A group of young males from a Minneapolis amateur basketball program skipped out on a chaperone before assaulting three homeless people in downtown Wichita after a tournament over the weekend, an organization spokesman said Tuesday.
In all, seven males ages 12 to 18 were in Wichita to play in the Mid America Youth Basketball championships. They play for the Urban Stars Athletics, an arm of Urban Ventures, a Minneapolis nonprofit organization that assists inner-city families in poverty.
The males threw rocks, bricks and chunks of cement, Wichita Police Department Lt. James Espinoza said Monday.
A 32-year-old man suffered injuries to his abdomen and his left arm and left leg. A 48-year-old man who tried to leave the scene suffered injuries to his head and cuts and scrapes above his left eye. A third individual on a bike tried to flee but was assaulted with rocks and knocked off his bike.
None of the victims was hospitalized.
All of the males were arrested and charged with misdemeanor assault, but not all of those charged took part in the assaults, Espinoza said. They have been released to their parents.
“All of us at Urban Ventures are dismayed at the behavior of seven Urban Stars basketball players Sunday night at an offseason tournament in Wichita,” Timothy Clark, CEO of Urban Ventures, said in an e-mailed statement. “This is an unprecedented incident for our program and we take the infractions of these players very seriously.”

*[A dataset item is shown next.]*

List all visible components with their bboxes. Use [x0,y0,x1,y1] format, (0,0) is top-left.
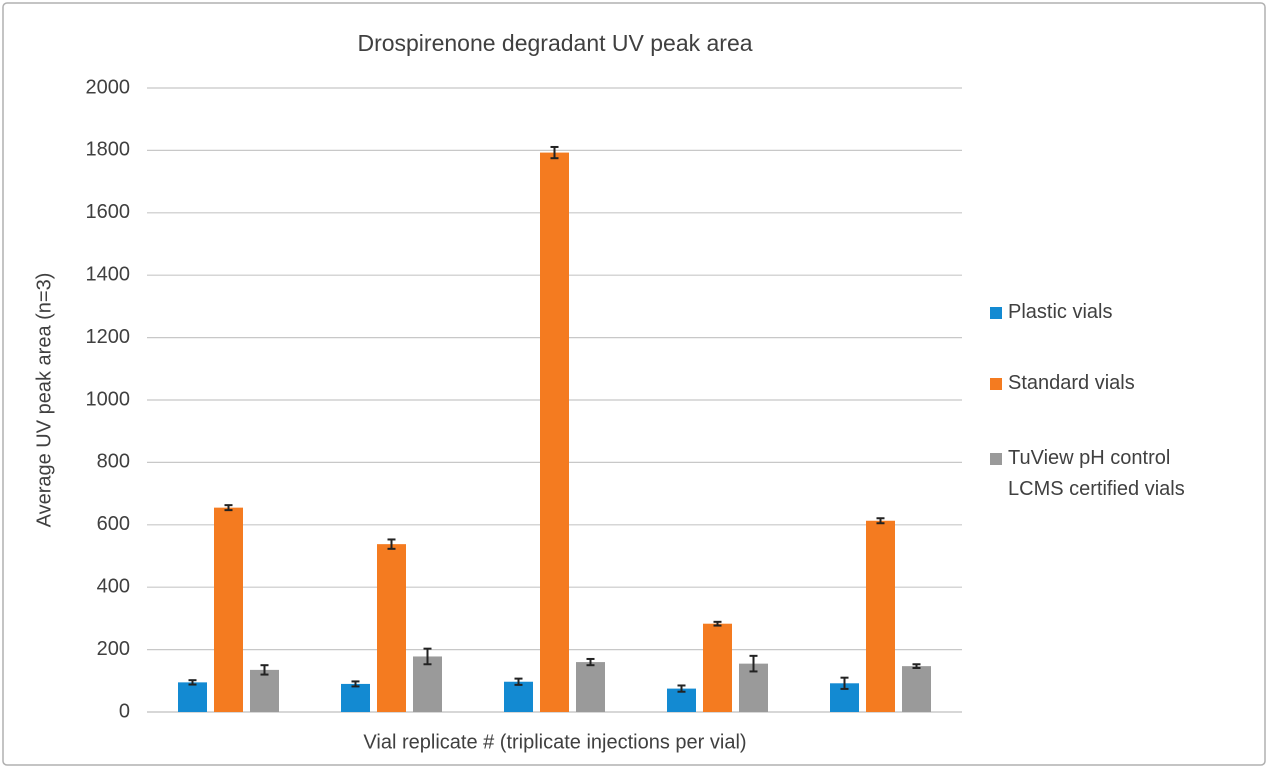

The team was staying in a downtown hotel and players were out walking on city streets when the assaults occurred Sunday night. Their outing followed a team dinner, after which several team members and a friend “skipped out” on a chaperone who was doing their laundry, Clark said.
Police notified the coach after the seven were detained.
“We believe that participants, staff and volunteers need to be held accountable for their actions and the youth will go through our disciplinary process,” Clark said.
“I think some of them were more onlookers than anything else,” Espinoza said. “I think it became kind of a mob-mentality thing. It sounds like they were bothering homeless people and filming it.”
Wichita police declined to name the individuals, but Espinoza said it did indeed appear that a few of the team members were harassing homeless people and filming it.
Clark said he is proud of the Urban Stars program, which has served more than 10,000 young people in the greater Minneapolis area since 1993. Each year, more than 80 volunteer coaches and staff members mentor more than 800 participants on 25 basketball and soccer teams, fostering relationships, building character and providing children with a safe place to learn and grow, he said.
The basketball tournament, which draws teams from around the country ranging from elementary school to high-school-age players, began Thursday and ended Sunday.